If you are a defendant in a trial and you are called to the stand to testify, it will only be by your lawyer.  The prosecution cannot order you to testify at trial and cannot call you to the stand in front of the jury. If this occurs, it is grounds for immediate mistrial – meaning that the trial will stop at that point and the case will be set for a new trial.

Direct Examination
If you are going to testify, your lawyer will call you to the stand and ask you questions about the criminal charge against you and allow you tell your side of the story.  This is called “direct examination.”  Your lawyer cannot lead you when you are answering questions, so you need to understand what your lawyer wants from you.  For example,  if your lawyer wants you to say you were not drinking on the night of the incident, he or she cannot ask you – “Isn’t it true you were not drinking that night?” – instead your attorney can ask “were you drinking that night?” allowing you to answer “No” and offer any explanation.

Cross Examination

After your testimony, you cannot leave the stand.  You are now required to answer the questions of the district attorney. This is called the “cross examination.” During the cross examination, the district attorney will try to lead you into the area where he or she wants to go.  For example, the district attorney may ask you about your criminal history or may question you about any possible inconsistencies in your statements.

Try to Remain Calm

It is very important to maintain your composure while be cross examined.  Be polite and do not get angry or agitated.  Often the defendant will feel like they are being bullied or attacked by the district attorney, and in some cases, this is true.  But it is important to maintain an even level of emotion and answer the questions clearly and with a certain earnestness. What you are trying to convey to the jury is that you are not hiding anything, are there to answer the questions, and are innocent of the charges.  If you appear to be nervous, angry, emotional and upset at the district attorney’s questions, the jury could feel that there is some truth to the allegations against you.
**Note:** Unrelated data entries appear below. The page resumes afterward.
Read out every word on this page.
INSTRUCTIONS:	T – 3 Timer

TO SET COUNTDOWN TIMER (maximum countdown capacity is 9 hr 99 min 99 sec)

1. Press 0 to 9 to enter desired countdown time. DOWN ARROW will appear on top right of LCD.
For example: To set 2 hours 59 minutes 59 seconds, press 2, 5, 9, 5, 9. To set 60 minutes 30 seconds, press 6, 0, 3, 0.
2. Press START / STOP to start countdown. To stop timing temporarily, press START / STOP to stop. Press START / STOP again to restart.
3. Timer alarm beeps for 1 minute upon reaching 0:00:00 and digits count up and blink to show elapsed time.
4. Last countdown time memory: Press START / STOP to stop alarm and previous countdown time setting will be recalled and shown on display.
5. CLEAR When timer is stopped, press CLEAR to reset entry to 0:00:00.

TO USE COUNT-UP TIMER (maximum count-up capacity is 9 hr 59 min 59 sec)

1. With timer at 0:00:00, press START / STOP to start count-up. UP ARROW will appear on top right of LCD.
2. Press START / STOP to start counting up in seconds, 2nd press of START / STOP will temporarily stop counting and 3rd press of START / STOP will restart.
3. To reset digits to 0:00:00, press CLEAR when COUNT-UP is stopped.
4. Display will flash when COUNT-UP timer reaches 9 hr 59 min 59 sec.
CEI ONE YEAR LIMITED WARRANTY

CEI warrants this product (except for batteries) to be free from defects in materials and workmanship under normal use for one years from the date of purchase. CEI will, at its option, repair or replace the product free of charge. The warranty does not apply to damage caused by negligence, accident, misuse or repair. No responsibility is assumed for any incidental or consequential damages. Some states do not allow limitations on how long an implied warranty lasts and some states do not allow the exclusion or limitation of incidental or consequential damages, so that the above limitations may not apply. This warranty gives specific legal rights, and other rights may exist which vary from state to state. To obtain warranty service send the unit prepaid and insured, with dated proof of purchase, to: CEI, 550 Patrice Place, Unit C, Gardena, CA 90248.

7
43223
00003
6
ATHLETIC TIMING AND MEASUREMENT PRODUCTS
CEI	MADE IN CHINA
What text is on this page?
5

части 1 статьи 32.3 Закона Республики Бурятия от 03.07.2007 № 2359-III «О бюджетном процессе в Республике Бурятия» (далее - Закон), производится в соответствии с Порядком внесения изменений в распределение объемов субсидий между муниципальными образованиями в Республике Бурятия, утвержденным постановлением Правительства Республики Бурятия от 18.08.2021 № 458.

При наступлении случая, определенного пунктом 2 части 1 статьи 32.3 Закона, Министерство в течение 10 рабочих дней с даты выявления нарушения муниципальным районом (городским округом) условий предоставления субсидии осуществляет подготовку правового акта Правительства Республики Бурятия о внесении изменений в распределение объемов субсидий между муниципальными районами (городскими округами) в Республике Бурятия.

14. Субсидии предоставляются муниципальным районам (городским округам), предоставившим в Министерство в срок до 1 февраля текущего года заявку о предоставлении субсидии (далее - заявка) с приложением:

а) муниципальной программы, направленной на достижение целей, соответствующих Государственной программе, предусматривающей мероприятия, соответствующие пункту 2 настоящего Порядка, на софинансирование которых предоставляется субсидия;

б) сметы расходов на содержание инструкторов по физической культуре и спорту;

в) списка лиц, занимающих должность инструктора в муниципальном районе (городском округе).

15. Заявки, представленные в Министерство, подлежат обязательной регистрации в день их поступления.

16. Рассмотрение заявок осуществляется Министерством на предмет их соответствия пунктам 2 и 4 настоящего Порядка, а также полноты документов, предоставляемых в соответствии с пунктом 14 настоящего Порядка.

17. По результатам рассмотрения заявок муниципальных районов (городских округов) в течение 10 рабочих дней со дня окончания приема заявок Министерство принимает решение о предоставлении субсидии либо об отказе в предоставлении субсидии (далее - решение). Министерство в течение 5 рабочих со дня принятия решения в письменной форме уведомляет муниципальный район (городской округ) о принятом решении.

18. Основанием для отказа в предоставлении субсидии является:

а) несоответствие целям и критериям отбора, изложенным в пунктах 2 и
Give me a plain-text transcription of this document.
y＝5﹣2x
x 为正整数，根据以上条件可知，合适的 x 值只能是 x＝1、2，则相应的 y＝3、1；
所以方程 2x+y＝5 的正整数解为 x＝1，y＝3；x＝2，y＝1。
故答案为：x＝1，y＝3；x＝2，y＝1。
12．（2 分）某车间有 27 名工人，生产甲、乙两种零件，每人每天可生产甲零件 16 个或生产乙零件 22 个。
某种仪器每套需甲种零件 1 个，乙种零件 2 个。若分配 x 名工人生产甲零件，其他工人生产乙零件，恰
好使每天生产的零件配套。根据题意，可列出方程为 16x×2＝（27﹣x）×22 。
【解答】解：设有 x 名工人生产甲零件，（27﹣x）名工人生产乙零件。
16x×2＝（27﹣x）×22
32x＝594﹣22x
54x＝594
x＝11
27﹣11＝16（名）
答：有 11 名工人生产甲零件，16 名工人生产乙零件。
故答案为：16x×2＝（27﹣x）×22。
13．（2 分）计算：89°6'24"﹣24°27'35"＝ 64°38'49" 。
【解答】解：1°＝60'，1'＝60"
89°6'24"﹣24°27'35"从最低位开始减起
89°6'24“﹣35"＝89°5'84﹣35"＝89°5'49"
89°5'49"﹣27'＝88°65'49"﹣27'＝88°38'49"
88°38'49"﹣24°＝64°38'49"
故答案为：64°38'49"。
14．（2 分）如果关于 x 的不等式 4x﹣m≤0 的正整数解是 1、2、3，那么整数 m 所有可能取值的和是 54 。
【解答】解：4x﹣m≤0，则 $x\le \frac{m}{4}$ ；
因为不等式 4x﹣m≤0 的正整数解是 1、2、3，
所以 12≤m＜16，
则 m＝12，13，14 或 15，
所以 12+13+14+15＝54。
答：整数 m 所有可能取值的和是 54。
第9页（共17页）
How to Answer the Questions Properly
To review, your attorney calls you on direct examination. You answer your attorney’s questions clearly and loudly. If possible, look to the jury when you answer the questions.  If the judge asks you a question, look to the judge and never interrupt the judge.  Always answer questions with no sir and yes sir and if you need to explain your answer, do so.  The next portion will be the cross examination by the district attorney.  In most cases during the cross examination, you will want to keep your answers short and to the point.  Answer the questions politely and do not get angry and emotional.

You only get one fair trial, so you need to make sure you have a trial lawyer who is experienced in criminal defense. Your lawyer should properly prepare you to testify in your defense. In many cases, I have practiced the direct examination and cross examination with my clients —  I let them know what I am going to ask them and tell them what questions the district attorney is likely to ask.  A good criminal defense lawyer is looking for the truth to present to the jury, and you can help your defense by answering the questions in the correct manner.